Bryan, who was born on a Remembrance Sunday and who's from Rathcoole, says he has always been "Army barmy".
He adds: "I always wanted to be a soldier. So when I was 18 I joined the Irish Guards after a recruitment campaign at my school."
And despite his life-changing injuries, he insists that he has never once regretted his decision to enlist.
He served in Basra and Baghdad in Iraq in 2007, when two musicians from the Irish Guards were killed.
Three years later he did his first tour of Afghanistan. And in 2012 he was back there with a platoon of Irish Guards who were attached to the Grenadier Guards. And that's when he was caught up in the Taliban ambush.
A number of his colleagues were killed and injured in Afghanistan during his time there. Bryan says in a message on a special Poppy 100 Facebook page: "I have comrades who were injured a lot more severely than me. I make the most of every day and embrace it. It means the world to me that I can put myself in the position of helping others and I will continue to do this so long as it's possible for me."
Bryan met his fiancee Natasha two years before the Afghan attack and they have two children - seven-month-old son Archie and daughter Poppy (2), who got her name for obvious reasons.
In 2016 the Belfast Telegraph reported how a passport problem in Rosslare for the then four-month-old Poppy stopped her family from travelling to the Euro finals in France, where her parents had tickets for Northern Ireland games.
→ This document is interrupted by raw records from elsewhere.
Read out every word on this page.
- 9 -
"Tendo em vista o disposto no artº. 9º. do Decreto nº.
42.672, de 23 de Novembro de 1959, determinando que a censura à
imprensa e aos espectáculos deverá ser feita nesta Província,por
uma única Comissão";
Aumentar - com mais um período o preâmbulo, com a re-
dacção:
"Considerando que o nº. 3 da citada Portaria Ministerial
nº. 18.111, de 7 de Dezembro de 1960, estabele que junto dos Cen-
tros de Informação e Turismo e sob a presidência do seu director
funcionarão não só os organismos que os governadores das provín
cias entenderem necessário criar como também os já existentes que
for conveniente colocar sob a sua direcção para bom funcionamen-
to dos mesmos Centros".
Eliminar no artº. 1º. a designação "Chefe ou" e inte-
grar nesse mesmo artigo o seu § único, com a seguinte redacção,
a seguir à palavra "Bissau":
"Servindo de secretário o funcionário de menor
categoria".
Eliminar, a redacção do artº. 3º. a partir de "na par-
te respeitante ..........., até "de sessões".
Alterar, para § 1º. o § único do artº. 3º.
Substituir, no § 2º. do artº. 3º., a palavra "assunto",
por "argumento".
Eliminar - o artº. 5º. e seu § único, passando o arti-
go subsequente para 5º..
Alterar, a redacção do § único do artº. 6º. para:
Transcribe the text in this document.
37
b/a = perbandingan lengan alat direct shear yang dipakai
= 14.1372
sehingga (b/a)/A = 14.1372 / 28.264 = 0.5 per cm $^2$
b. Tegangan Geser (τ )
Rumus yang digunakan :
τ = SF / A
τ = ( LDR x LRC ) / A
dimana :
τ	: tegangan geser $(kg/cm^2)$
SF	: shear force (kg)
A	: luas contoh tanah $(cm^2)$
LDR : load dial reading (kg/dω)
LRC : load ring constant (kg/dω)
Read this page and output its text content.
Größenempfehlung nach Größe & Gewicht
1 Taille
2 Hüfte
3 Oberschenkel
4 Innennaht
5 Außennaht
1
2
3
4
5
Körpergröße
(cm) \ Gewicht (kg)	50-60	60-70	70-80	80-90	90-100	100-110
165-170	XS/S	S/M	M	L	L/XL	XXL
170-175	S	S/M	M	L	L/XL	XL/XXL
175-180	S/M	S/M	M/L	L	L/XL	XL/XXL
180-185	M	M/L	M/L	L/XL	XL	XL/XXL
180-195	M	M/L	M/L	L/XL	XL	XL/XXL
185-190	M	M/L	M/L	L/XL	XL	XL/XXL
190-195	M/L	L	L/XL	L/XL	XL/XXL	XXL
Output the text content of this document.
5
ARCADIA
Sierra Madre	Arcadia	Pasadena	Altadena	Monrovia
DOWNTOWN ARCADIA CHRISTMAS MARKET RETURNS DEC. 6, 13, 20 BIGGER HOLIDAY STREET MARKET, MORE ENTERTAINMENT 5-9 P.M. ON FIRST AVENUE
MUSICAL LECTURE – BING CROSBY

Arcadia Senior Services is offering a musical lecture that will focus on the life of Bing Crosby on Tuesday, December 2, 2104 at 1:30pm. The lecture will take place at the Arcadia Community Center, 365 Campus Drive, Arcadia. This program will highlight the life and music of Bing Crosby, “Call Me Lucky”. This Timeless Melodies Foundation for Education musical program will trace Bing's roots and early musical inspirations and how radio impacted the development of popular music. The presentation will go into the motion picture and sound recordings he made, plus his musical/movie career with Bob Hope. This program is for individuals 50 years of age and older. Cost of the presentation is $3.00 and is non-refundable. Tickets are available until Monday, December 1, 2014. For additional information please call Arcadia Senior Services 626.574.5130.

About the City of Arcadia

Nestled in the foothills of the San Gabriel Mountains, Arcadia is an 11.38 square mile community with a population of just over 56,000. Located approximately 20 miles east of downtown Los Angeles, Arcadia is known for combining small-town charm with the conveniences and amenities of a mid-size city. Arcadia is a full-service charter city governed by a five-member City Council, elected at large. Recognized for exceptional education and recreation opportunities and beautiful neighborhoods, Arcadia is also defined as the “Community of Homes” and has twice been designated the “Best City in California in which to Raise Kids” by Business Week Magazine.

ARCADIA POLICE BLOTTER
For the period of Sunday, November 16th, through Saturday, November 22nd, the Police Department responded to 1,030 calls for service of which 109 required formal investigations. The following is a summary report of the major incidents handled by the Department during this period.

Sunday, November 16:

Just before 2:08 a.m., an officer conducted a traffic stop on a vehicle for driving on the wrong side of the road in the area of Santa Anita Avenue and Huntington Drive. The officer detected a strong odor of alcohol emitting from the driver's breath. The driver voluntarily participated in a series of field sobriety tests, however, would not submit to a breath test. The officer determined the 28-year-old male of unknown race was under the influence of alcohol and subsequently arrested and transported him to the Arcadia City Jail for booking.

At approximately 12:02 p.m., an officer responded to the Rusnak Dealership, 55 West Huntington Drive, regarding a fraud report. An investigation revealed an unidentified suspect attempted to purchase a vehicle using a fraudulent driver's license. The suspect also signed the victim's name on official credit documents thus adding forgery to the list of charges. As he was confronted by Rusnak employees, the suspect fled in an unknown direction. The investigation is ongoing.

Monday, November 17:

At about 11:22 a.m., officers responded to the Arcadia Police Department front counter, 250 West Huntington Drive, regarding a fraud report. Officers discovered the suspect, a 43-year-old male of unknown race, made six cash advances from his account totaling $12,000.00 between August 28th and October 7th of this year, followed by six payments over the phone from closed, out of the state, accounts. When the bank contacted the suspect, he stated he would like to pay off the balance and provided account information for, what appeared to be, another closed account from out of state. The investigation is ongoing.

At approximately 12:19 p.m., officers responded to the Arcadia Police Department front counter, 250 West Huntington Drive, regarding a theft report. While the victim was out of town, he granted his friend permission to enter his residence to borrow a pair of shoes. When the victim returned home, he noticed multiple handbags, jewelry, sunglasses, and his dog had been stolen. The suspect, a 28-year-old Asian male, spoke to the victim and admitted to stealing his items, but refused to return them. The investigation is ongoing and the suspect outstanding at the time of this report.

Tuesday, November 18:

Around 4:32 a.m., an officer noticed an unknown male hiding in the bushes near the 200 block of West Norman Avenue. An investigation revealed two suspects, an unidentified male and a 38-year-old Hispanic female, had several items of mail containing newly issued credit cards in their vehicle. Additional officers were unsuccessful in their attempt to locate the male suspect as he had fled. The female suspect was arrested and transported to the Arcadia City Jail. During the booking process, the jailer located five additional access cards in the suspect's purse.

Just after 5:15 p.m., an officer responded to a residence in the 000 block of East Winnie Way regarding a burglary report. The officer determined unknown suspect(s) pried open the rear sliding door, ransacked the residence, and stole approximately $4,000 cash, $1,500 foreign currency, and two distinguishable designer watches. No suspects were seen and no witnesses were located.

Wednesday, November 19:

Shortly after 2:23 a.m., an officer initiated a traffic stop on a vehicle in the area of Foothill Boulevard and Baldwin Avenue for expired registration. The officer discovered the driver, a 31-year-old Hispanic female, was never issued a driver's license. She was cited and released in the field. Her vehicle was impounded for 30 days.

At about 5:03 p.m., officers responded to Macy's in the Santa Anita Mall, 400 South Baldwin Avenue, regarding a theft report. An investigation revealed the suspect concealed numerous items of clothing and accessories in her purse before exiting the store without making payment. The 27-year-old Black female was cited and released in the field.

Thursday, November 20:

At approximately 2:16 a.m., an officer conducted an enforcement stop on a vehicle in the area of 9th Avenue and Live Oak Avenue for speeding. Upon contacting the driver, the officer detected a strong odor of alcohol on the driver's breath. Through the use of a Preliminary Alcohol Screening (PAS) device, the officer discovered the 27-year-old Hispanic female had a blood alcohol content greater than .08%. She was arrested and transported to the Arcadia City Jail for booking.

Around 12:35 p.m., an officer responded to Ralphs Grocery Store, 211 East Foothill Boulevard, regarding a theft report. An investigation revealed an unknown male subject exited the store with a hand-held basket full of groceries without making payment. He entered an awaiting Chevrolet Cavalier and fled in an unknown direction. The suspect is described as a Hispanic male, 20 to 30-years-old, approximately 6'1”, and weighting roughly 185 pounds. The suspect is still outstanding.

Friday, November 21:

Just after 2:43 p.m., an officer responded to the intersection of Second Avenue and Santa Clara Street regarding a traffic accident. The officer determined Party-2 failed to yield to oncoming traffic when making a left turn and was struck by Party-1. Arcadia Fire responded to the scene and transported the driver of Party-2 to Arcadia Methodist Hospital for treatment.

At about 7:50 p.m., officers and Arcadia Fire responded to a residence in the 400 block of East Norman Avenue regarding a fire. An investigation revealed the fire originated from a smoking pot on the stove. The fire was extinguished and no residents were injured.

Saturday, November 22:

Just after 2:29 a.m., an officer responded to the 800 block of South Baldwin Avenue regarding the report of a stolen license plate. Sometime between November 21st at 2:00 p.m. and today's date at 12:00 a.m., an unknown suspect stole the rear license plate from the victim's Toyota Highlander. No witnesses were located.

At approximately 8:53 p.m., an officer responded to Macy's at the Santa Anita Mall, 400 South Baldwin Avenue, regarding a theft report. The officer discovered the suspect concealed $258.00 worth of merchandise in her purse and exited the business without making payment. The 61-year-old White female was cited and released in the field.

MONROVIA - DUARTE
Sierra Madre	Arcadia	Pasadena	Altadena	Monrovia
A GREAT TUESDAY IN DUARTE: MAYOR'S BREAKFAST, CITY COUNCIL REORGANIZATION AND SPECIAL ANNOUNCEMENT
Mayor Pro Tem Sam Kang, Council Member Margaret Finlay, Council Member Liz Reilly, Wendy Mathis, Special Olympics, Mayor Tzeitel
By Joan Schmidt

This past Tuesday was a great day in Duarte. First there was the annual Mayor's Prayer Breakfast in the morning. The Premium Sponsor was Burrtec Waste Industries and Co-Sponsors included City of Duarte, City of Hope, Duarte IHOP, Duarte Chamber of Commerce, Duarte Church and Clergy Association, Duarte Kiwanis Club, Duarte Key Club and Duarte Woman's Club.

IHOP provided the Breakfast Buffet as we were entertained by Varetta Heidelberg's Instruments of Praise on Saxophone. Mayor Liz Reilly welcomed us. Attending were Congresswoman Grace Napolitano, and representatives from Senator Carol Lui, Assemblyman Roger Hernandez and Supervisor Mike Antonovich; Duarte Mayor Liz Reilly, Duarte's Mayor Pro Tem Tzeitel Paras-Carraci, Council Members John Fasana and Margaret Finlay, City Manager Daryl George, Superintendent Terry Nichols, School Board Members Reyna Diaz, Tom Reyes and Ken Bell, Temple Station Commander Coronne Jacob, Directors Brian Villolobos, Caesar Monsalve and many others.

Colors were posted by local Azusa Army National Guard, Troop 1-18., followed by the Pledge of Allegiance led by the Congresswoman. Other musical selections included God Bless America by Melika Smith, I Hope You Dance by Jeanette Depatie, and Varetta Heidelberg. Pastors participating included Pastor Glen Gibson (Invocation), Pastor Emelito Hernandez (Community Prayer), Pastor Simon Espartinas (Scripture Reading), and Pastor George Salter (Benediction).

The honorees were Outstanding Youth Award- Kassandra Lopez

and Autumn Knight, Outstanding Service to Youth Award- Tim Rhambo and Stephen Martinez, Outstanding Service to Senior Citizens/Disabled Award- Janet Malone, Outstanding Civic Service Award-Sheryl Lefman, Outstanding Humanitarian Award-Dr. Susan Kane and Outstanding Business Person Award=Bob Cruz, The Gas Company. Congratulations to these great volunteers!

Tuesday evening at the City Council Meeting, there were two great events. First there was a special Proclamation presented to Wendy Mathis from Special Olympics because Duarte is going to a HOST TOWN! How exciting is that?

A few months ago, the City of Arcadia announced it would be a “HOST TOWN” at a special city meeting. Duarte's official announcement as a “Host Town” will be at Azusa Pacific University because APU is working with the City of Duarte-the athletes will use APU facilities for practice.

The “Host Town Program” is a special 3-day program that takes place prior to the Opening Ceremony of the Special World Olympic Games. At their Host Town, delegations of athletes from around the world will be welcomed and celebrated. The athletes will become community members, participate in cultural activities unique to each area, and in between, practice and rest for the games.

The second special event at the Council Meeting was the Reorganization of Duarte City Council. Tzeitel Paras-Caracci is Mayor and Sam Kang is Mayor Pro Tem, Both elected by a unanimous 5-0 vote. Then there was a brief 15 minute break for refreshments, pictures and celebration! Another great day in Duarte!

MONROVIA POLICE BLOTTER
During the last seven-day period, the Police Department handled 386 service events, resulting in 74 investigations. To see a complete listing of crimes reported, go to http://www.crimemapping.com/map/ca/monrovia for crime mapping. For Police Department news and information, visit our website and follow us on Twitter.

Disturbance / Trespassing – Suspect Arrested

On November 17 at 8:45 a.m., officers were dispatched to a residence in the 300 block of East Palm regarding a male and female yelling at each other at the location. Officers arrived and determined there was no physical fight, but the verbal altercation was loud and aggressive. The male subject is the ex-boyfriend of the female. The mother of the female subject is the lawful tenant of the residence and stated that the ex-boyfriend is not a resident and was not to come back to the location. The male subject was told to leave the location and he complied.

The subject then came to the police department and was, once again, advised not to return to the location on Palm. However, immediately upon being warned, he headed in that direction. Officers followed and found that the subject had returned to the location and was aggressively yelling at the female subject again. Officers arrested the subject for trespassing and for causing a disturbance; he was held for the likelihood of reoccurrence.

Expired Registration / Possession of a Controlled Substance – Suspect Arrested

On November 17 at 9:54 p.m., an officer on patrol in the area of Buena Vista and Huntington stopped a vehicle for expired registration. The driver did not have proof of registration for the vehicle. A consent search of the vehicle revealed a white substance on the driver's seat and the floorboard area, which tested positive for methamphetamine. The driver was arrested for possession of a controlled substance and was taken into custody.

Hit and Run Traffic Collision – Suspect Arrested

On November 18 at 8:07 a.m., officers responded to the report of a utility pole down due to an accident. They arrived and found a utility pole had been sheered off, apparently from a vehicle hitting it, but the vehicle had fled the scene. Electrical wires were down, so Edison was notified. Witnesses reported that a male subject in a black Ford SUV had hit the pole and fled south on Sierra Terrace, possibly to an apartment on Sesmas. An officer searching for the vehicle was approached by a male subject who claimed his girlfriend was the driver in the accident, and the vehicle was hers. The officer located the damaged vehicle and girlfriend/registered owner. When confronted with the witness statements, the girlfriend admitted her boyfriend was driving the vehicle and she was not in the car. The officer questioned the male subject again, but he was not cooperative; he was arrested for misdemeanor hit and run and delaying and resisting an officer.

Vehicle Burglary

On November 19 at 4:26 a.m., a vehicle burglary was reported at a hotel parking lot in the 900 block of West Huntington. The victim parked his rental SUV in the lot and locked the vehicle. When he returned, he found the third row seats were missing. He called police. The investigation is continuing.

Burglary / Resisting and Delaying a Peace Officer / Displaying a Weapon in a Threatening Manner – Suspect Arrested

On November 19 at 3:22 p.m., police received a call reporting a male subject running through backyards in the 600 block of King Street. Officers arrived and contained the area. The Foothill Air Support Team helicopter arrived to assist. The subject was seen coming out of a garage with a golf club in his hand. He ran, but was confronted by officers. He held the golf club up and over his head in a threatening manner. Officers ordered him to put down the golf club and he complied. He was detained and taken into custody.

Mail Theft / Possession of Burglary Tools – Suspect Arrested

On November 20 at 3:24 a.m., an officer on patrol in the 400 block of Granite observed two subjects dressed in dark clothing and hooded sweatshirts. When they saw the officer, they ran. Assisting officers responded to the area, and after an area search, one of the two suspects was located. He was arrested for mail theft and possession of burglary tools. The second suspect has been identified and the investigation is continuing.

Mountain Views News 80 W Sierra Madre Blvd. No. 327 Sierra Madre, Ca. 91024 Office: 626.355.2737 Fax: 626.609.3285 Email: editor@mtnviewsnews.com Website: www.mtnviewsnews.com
Bryan, who was able to go to Paris for the game against Wales, has been a member of the Green and White Army for years and publicly criticised Fifa for its since-rescinded ban on Northern Ireland displaying poppies on players' jerseys.
The Linfield fan will ensure all the family's paperwork is in order for the big wedding, which it's hoped will take place in Gibraltar.
"We're going there next month to check things out. We just like the place," says Bryan, who now operates his own locksmith's company. He adds: "The business is going well and it suits me perfectly. So you see, I am a lucky man."